Le droit au respect de la vie privée et familiale de ces personnes doit vous conduire à apprécier si elles peuvent se prévaloir d’une vie privée et familiale sur le territoire français suffisamment stable, ancienne et intense au point qu’une décision de refus serait de nature à porter à ce droit une atteinte disproportionnée (cf. CE 7 février 2003, n°238712, M. A. ; CAA de Lyon, 13 juillet 2012, n°11LY02957, Mme A. ). A cet égard, de manière indicative, une durée de cinq ans de présence en France et une durée de 18 mois de vie commune du couple peuvent constituer des critères d’appréciation pertinentes.
Vous prendrez en compte dans votre appréciation les conditions d’existence et l’insertion des intéressés en application de l’article L.313-11 7° du code de l’entrée et du séjour des étrangers et du droit d’asile.
Vous appréciez aussi le critère d’insertion par la maîtrise élémentaire de la langue dans les conditions prévues ci-dessus.
2.1.3 – Les mineurs devenus majeurs
Les présentes dispositions ont vocation à prendre en considération des situations n’entrant pas dans le cadre du dispositif prévu à l’article L.313-11 2° du CESEDA.
Vous veillerez à procéder à un examen particulièrement attentif, dans le cadre des dispositions de l’article L.313-11 7° du CESEDA, s’agissant des étrangers entrés mineurs en France pour rejoindre leur famille proche et qui, une fois parvenus à leur majorité, sont exclus de tout droit au séjour.
Le public visé est celui pouvant justifier, d’une part, d’au moins deux ans de présence en France à la date de leur dix-huitième anniversaire et, d’autre part, d’un parcours scolaire assidu et sérieux (ce dernier critère étant régulièrement retenu par la jurisprudence ( CE 29 décembre 2004 n°264286, M. A., CAA de Nantes 11 mai 2012 n°10NT01171, M.K.).
Vous apprécierez notamment la stabilité et l’intensité des liens développés par le jeune majeur sur le sol français en tenant compte, selon les circonstances propres à chaque cas, du fait que l’essentiel de ses liens privés ou familiaux se trouvent en France et non dans son pays d’origine et qu’il est à la charge effective de la cellule familiale en France. La régularité du séjour d’un des parents du mineur devenu majeur constituera un élément d’appréciation favorable.

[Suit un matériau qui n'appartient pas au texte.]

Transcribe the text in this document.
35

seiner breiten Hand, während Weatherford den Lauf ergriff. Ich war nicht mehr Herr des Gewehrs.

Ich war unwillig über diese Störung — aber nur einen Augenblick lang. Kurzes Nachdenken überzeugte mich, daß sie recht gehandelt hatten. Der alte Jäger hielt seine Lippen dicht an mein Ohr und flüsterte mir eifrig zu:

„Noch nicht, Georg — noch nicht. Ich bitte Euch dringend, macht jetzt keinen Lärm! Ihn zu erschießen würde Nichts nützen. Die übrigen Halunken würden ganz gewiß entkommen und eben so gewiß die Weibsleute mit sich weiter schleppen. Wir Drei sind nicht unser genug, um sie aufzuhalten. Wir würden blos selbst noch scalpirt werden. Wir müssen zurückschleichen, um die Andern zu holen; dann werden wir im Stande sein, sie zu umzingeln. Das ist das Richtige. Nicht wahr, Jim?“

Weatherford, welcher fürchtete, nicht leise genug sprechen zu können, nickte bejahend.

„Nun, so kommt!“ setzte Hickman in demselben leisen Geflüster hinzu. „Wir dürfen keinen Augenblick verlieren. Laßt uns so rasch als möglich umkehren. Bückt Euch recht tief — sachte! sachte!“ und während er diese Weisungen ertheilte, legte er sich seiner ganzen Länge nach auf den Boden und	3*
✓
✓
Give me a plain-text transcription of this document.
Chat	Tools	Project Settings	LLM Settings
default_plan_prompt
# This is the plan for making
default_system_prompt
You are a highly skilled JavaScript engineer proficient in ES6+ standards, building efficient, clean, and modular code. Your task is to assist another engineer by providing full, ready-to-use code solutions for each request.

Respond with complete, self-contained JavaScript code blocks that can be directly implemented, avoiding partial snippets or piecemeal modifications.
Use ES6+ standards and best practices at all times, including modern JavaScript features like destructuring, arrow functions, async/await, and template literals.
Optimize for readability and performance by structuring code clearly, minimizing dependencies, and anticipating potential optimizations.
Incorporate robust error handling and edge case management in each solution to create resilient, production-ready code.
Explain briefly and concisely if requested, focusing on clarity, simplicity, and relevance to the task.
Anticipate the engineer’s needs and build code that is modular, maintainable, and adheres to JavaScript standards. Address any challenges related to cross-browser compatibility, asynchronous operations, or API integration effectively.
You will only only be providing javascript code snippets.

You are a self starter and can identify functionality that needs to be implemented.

En outre, dans le cas où le mineur devenu majeur dispose de l’ensemble de sa famille proche en France, en situation régulière, qu’il demeure effectivement à la charge de celle-ci et est engagé dans un parcours scolaire avec assiduité et sérieux, l’examen de la stabilité et l’intensité de ces liens familiaux sur le territoire pourra vous conduire à lui délivrer un titre de séjour, alors même qu’il serait entré sur le territoire après avoir atteint l’âge de seize ans.
Dans ces conditions, vous délivrerez une carte de séjour temporaire portant la mention « vie privée et familiale ».
Je vous rappelle en outre que vous pouvez délivre une autorisation provisoire de séjour et le cas échéant une autorisation provisoire de travail pour permettre à un étranger ne remplissant pas ces critères d’achever un cycle de scolarité (baccalauréat, BEP…)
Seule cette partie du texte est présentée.